Key Differences Between 30-Day and 90-Day Notices
Factor | 30-Day Notice | 90-Day Notice |
When it applies | Increase ≤ 10% OR tenant < 1 year | Increase > 10% OR tenant ≥ 1 year |
Notice period | At least 30 days | At least 90 days |
Purpose | Small increase or short-term tenant | Large increase or long-term tenant |
Tenant preparation time | Shorter | Longer, to plan finances or relocate |
In short, the size of the rent increase and the tenant’s length of stay determine whether 30 or 90 days’ notice is required.
What Happens If the Notice Is Not Properly Given
If a landlord fails to provide the proper notice:
- The tenant may refuse to pay the increased rent until the notice period is correctly observed.
- Legal disputes may arise, and landlords could face penalties or enforcement actions.

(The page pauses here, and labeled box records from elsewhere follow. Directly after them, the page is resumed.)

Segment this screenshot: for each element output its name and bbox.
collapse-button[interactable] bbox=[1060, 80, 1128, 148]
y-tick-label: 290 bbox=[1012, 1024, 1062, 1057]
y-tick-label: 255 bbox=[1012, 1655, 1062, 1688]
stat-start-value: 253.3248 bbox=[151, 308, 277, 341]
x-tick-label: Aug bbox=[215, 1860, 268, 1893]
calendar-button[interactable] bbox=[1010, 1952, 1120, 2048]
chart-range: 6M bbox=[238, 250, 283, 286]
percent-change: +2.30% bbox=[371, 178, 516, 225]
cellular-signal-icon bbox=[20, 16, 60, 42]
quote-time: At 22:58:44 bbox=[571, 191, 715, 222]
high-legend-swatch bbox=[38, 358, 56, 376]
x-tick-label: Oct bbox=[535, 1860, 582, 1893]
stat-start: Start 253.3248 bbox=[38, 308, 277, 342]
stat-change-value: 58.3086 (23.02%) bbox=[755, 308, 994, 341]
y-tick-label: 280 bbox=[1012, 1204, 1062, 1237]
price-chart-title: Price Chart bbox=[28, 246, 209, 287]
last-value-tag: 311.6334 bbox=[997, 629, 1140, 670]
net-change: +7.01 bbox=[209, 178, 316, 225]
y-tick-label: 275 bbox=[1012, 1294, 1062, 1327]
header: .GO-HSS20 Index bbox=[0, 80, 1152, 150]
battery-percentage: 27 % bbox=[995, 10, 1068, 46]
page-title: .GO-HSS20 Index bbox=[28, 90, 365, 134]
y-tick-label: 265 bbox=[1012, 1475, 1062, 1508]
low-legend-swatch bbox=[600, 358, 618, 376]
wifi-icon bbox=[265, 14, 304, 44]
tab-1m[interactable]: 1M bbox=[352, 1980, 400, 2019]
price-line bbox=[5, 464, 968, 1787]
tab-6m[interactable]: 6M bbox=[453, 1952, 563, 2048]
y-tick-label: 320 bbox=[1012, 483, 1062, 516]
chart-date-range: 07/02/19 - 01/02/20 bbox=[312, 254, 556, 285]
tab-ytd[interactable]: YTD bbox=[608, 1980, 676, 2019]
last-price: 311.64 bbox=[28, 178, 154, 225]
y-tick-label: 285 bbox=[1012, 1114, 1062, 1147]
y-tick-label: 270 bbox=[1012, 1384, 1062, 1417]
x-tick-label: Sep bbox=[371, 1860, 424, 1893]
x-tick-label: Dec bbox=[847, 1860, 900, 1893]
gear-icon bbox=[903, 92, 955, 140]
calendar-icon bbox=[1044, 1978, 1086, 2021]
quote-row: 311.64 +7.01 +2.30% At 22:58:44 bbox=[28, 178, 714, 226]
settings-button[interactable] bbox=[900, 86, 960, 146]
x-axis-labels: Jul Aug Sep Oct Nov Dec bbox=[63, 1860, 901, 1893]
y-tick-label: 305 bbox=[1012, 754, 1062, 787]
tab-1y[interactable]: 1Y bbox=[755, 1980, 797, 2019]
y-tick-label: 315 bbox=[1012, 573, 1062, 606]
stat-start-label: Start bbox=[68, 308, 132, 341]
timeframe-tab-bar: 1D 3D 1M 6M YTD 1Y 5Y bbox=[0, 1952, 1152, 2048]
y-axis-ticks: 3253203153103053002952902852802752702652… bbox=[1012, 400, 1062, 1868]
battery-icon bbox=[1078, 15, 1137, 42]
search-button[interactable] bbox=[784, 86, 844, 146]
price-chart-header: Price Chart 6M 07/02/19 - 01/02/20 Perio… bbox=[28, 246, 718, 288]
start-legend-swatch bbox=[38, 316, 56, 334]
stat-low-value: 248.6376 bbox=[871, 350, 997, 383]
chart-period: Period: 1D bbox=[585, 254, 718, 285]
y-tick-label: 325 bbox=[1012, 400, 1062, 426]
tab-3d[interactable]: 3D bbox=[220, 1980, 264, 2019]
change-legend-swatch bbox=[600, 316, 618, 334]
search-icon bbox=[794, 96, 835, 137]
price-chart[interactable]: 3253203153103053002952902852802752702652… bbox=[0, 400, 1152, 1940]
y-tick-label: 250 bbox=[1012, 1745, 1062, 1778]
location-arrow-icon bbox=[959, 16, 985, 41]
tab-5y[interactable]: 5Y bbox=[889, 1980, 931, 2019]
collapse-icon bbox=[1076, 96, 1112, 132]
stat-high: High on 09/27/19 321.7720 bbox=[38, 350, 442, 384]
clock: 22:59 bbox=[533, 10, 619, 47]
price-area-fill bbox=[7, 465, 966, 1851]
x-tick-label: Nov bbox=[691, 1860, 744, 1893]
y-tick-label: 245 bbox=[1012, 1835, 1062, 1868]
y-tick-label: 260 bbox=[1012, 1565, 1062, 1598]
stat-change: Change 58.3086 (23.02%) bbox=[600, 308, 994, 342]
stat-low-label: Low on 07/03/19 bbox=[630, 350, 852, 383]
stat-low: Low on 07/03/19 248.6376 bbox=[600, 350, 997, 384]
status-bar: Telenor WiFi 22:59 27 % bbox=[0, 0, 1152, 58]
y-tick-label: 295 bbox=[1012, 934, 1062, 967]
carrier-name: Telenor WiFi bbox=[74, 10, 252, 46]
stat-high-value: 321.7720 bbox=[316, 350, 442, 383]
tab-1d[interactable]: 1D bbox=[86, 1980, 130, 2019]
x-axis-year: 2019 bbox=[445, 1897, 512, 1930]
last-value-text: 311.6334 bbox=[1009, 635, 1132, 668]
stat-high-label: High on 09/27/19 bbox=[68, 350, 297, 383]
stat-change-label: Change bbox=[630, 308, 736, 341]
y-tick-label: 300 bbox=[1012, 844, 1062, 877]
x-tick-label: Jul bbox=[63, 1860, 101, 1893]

- The landlord may need to resend the notice and delay the rent increase until compliance is achieved.
For tenants, understanding the correct notice period protects them from illegal rent increases.
Tips for Compliance
For Landlords:
- Determine whether the rent increase is above or below 10% of the current rent.
- Check how long the tenant has lived in the unit.
- Provide a written notice specifying the amount, effective date, and applicable laws.
- Review local rent control laws, as some cities may require longer notice periods.
For Tenants:
- Verify the notice period against California state law.
- Review your lease agreement for any clauses about rent increases.
- Communicate with your landlord if the notice is improper or unclear.
Conclusion
Understanding the difference between 30-day and 90-day rent increase notices is essential for both tenants and landlords in California. A 30-day notice covers smaller increases or shorter-tenancy situations, while a 90-day notice protects tenants from larger increases or long-term tenancy changes.
By knowing the rules, tenants can protect their budgets and make informed decisions, while landlords can maintain compliance, avoid legal disputes, and build trust with their tenants. In an increasingly expensive rental market, transparency and proper notice aren’t just legal obligations—they’re a foundation for positive landlord-tenant relationships.